# Manufacturing of own RTA Design



## Brommer (8/8/18)

Hi people, 

Does anyone have experience in designing and then manufacturing a prototype of their own RTA design?

Any info would be greatly appreciated

Cheers!

Reactions: Like 2


----------



## Kalashnikov (8/8/18)

I have a dream that someone will make a 2ml Rta(not rdta) that can fill through a squonk

Reactions: Like 2


----------



## IVapesDaNicotine (8/8/18)

Kalashnikov said:


> I have a dream that someone will make a 2ml Rta(not rdta) that can fill through a squonk


How would that work?

Reactions: Like 1 | Agree 3


----------



## Kalashnikov (8/8/18)

IVapesDaNicotine said:


> How would that work?


There are already squonk rdtas. So using the same concept of holes drilled into the base of the tank where the 510 pin comes through. Would work easily on a tank with a raised deck such as most OBS tanks.

Reactions: Like 1 | Informative 1 | Creative 1


----------



## IVapesDaNicotine (8/8/18)

Cool

Reactions: Like 1


----------



## Andre (8/8/18)

Maybe speak to @HPBotha.

Reactions: Like 2


----------



## Faiyaz Cheulkar (8/8/18)

Brommer said:


> Hi people,
> 
> Does anyone have experience in designing and then manufacturing a prototype of their own RTA design?
> 
> ...


Any experienced fitter will be able to machine the metal parts of the RTA according do ur given measurements. 

Order few spare RTA glass of other manufacturers and choose the size u think will be the best for your rta. This will be the easiest option..

Only part that remains is the orings, post screws, 510 screw and the peak insulator which can be easily obtained websites like fasttech.

Reactions: Like 2


----------



## Zister (8/8/18)

I have a lot of experience with it.
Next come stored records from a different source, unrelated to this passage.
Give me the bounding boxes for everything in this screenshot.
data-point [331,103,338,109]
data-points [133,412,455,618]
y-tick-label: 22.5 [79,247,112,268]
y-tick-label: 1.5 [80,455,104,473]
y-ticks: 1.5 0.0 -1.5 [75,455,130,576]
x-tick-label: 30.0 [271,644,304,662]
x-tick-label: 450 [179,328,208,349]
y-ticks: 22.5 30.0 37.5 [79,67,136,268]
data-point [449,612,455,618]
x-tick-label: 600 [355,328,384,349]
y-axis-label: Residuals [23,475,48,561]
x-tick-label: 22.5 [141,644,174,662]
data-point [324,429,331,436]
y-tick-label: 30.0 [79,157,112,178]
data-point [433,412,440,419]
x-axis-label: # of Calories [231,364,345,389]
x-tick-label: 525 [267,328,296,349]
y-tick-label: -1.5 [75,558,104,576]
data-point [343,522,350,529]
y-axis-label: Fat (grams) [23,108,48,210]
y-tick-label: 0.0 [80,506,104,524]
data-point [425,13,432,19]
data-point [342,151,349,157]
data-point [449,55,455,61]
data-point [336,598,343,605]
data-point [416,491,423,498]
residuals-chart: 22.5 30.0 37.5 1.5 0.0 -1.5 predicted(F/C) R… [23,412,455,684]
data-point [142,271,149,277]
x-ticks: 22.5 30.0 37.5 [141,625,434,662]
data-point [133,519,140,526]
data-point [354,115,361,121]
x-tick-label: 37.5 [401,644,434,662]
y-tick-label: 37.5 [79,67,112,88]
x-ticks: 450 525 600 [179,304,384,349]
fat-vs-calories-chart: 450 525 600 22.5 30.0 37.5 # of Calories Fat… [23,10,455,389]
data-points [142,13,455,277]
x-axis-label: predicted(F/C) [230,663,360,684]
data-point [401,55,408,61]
If you keen I could have a look at making a proto for you, if the design is good

Reactions: Like 4


----------



## RainstormZA (8/8/18)

Hmmmm spelling malfunction in the title?

Reactions: Like 1 | Funny 2


----------



## incredible_hullk (8/8/18)

RainstormZA said:


> Hmmmm spelling malfunction in the title?


Hahaha classic @RainstormZA well spotted

Reactions: Like 2 | Winner 1


----------



## Brommer (8/8/18)

Thanks for the feedback guys!
I will definitely follow up.

PS: sorry for the malfunction in the title, will “improve” in version 2

Reactions: Like 1 | Winner 1 | Funny 1


----------



## incredible_hullk (8/8/18)

Brommer said:


> Thanks for the feedback guys!
> I will definitely follow up.
> 
> PS: sorry for the malfunction in the title, will “improve” in version 2


No sweat @Brommer and thx for being a sport and not foaming at the mouth and going crazy at us

Reactions: Like 2 | Agree 1 | Winner 2 | Funny 1


----------



## Faiyaz Cheulkar (8/8/18)

Brommer said:


> Thanks for the feedback guys!
> I will definitely follow up.
> 
> PS: sorry for the malfunction in the title, will “improve” in version 2


The dictionary goes crazy on the forum for some reason, happens with me all the time when I access it from my phone browser. Just go to thread tools at the top and then edit title

Reactions: Like 1 | Winner 2 | Informative 1


----------



## RainstormZA (8/8/18)

incredible_hullk said:


> Hahaha classic @RainstormZA well spotted


Hehehe i was just being funny.

This thread will be interesting if you can make a custom rda, rta or rtda.

Reactions: Like 2


----------



## incredible_hullk (9/8/18)

Faiyaz Cheulkar said:


> The dictionary goes crazy on the forum for some reason, happens with me all the time when I access it from my phone browser. Just go to thread tools at the top and then edit title


Oh wow @Faiyaz Cheulkar never knew you could do that..

Reactions: Like 2 | Funny 1


----------



## incredible_hullk (9/8/18)

Faiyaz Cheulkar said:


> The dictionary goes crazy on the forum for some reason, happens with me all the time when I access it from my phone browser. Just go to thread tools at the top and then edit title


Oh wow @Faiyaz Cheulkar never knew you could do that..

Reactions: Like 3 | Funny 1


----------



## zadiac (9/8/18)

Brommer said:


> Hi people,
> 
> Does anyone have experience in designing and then manufacturing a prototype of their own RTA design?
> 
> ...





http://www.3fvape.com/rebuildable-a...ess-steel-2ml-24mm-diameter.html#.W2vm_cJ9gkI

Reactions: Like 1 | Thanks 1 | Informative 1


----------



## Kalashnikov (10/8/18)

zadiac said:


> http://www.3fvape.com/rebuildable-a...ess-steel-2ml-24mm-diameter.html#.W2vm_cJ9gkI



See im not crazy it can be done

Reactions: Like 1 | Agree 1


----------